Zurzeit besuchen 32 Schüler die zwei Klassen des Görlitzer Berufsvorbereitungsjahres. 34 waren es zum Schuljahresstart, aber es gibt eben auch in dieser Bildungsrichtung Schulverweigerer. Zusätzlich zu drei speziellen Fachlehrern kümmert sich ein Sozialpädagoge um die Klassen, die seit Jahren schon immer mit 30 bis 40 Schülern besetzt sind. „Es ist kein Trend in Sicht, dass es weniger werden“, berichtet Schulleiterin Beate Liebig. Im Gegenteil: Der Bedarf könnte schon deshalb zunehmen, weil auch immer mehr Schüler mit Migrationshintergrund ins Berufsvorbereitungsjahr kommen, derzeit neun. Dabei geht es nicht nur um die konkrete Berufsvermittlung und Aneignung praktischer Fähigkeiten, betont Angelika Kreusch, Fachberaterin für die Landkreise Görlitz und Bautzen: „Die jungen Leute sollen Zusammenhänge der Lebens- und Arbeitswelt erkennen und die Bedeutung der Arbeit erfahren. Stärken und Schwächen sollen ihnen bewusst werden, ebenso wie man Kritik annimmt.“

Am BSZ Görlitz gibt es dafür drei Berufsfelder. Pflicht ist der Komplex Ernährung, Hauswirtschaft, Gästebetreuung. Den zweiten Komplex können die Schüler wählen – entweder Farbtechnik/Raumgestaltung oder Gesundheit/Pflege. Projekte wie „Die erste eigene Wohnung“ dienen der Anwendung gelernten Wissens. Und zur einjährigen Ausbildung gehört ein vierwöchiges Praktikum. „Die Firmen dafür müssen sich unsere Schüler selbst suchen“, erklärt Angelika Kreusch und freut sich über einen dabei beobachteten Wandel: „Die Betriebe legten im Lauf der Zeit immer mehr ihre Vorbehalte ab.“ Mehr noch: Dass viele Firmen Absolventen des Berufsvorbereitungsjahres „gern gleich behalten möchten“, beweist der Fachberaterin eine pädagogisch sehr erfolgreiche Arbeit und gute Vermittlung von Sozialkompetenz. Auch Loredana Ardore und Maria Herzig stehen dafür als eindrucksvolles Beispiel: Sie absolvierten ihr Schulpraktikum bei „Adler“ und bei „Roller“ in Königshufen so gut, dass sie anschließend sofort einen Lehrvertrag angeboten bekamen.

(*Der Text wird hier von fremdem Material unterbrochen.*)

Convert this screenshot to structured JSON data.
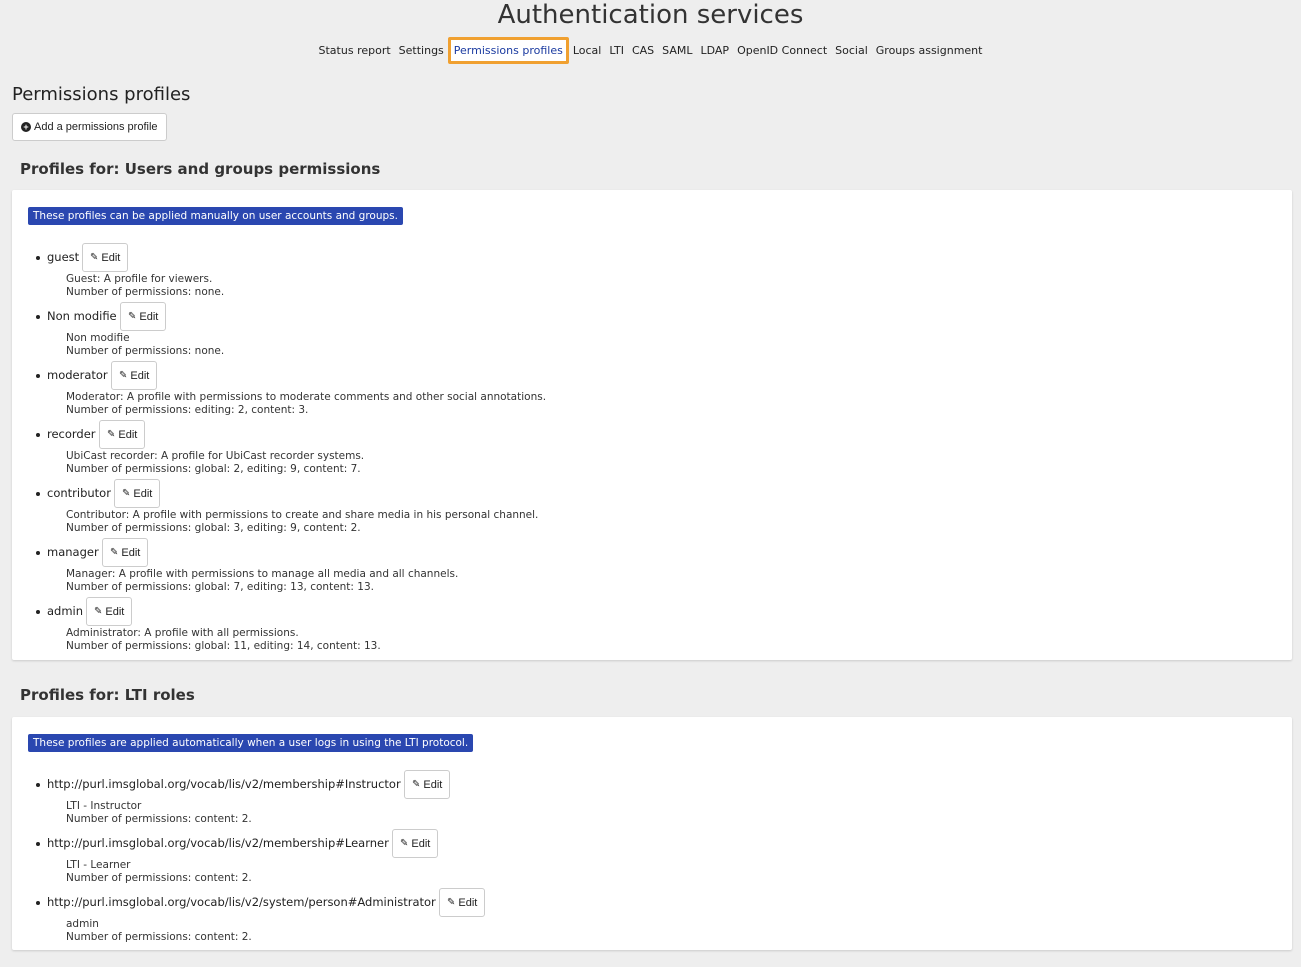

Schulleiterin Beate Liebig hat immer mehr Einrichtungen auf ihrer Liste, denen sie für die Zusammenarbeit mit den Schülerinnen und Schülern dankt, das Autohaus Büchner etwa, das Altenpflegeheim Hildegard Burjan, die Bäckerei Tschirch oder das Gerhart-Hauptmann-Theater, um nur einige zu nennen. „Im Praktikum fallen syrische und afghanische Schüler sehr positiv auf und überzeugen mit Leistungen trotz sprachlicher Probleme“, ergänzt sie.

Durchschnittlich jeder zweite Schüler beendet das Berufsvorbereitungsjahr erfolgreich. Wer auch hier den Hauptschulabschluss nicht schafft, bekommt weitere Chancen. Denn insgesamt gilt „Fördern durch Fordern“, wie es die Berufseinstiegsbegleiterin des Görlitzer Förderschulzentrums Mira Lobe, Rosemarie Köster, gern formuliert – mit Erfolg. Dank ihrer Schüler endete das 2016er Berufsvorbereitungsjahr mit sachsenweit überragenden 80 Prozent Abschlüssen. Maria Herzig bekam sogar eine besondere Auszeichnung. Sie war damals stolz auf sich – und dem BSZ dankbar.